|
"Pornografik" bir film izlediniz!

İstanbul, önemli bir zirveye ev sahipliği yaptı. Türkiye, bir haftadır, AGİT''le oturup, AGİT''le kalktı. Ne ki, hem medyamızın, hem de elitlerimizin AGİT zirvesine ilişkin resmettikleri tablo, gösterdikleri "pornografik film seyircisi" performansı, elitlerimizin de, medyamızın da dünyada olup bitenleri anlamaktan ne denli aciz; kendilerinden geçecek kadar ne denli sarhoş olduklarını bir kez daha gözler önüne serdi.

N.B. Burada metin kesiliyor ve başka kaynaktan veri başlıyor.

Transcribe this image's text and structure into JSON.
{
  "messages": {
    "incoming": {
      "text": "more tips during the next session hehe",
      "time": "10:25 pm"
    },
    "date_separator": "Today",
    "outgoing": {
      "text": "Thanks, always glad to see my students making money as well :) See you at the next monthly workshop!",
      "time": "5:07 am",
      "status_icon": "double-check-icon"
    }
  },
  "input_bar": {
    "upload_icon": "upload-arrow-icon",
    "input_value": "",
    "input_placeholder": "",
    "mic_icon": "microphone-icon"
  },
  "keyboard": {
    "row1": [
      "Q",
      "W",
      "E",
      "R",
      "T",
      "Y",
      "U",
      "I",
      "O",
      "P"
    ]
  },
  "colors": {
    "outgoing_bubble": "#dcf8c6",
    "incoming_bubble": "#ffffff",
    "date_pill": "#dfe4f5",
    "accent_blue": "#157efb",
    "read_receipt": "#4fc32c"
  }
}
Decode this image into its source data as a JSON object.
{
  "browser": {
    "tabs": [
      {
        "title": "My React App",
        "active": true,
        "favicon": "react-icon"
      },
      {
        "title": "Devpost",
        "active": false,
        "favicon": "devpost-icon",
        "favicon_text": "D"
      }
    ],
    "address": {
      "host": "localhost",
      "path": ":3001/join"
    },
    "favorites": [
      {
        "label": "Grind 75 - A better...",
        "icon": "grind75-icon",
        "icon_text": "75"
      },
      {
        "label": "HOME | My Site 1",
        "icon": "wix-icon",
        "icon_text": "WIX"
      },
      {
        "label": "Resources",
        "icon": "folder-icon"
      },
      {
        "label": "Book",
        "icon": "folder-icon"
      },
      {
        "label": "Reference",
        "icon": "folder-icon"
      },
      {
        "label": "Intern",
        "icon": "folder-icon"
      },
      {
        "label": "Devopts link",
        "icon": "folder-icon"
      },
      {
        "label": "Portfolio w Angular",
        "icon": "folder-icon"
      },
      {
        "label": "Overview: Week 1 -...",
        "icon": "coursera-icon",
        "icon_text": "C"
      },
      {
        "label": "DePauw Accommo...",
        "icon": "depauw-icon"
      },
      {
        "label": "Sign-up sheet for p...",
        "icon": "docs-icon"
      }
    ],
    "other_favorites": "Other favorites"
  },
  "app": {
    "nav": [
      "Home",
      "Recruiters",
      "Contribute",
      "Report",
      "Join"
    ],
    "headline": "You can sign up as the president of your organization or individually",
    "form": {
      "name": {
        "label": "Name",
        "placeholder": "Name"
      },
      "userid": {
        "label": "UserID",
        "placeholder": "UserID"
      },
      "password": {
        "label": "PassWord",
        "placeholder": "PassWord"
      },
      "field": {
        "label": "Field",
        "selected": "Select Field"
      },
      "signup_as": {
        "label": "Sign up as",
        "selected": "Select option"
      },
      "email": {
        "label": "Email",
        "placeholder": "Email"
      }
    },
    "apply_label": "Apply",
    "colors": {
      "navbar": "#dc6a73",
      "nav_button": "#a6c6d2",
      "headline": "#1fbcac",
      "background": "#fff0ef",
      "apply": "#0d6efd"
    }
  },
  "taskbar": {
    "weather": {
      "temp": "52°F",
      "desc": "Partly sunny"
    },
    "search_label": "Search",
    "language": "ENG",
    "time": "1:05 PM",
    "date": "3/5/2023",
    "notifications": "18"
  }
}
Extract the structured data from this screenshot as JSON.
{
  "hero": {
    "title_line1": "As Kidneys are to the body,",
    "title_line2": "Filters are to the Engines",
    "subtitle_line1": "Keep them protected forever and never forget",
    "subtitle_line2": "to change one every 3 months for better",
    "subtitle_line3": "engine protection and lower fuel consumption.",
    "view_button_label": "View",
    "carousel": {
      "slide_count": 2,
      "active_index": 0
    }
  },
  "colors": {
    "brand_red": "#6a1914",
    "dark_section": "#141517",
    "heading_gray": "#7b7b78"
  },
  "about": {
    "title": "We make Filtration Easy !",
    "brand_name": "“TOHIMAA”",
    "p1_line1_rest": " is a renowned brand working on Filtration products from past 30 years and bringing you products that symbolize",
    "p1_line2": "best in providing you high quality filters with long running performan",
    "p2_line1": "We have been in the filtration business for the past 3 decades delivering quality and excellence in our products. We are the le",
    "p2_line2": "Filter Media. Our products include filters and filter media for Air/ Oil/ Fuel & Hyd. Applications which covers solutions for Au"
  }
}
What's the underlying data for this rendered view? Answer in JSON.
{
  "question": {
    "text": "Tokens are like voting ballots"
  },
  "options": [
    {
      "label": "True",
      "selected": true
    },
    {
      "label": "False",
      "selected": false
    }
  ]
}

AGİT ve AGİT zirvesi dolayısıyla söylenenler, geliştirilen projeler bizim için, bölgemiz ve dünyanın geleceği için ne anlam ifade ediyordu? Bu zirveden önce geliştirilen ve bu zirvede daha bir pekiştirilen küresel projelerin dayandığı dinamikler, öncelikler ve değerlerin belirlenmesinde Türkiye herhangi bir rol oynayabilmiş miydi? Eğer oynamışsa, bu rol, bizim çıkarlarımız, önceliklerimiz, duyarlıklarımız ve tarihsel olarak oynadığımız rolle nereye kadar örtüşüyor; nereden sonra çatışıyordu?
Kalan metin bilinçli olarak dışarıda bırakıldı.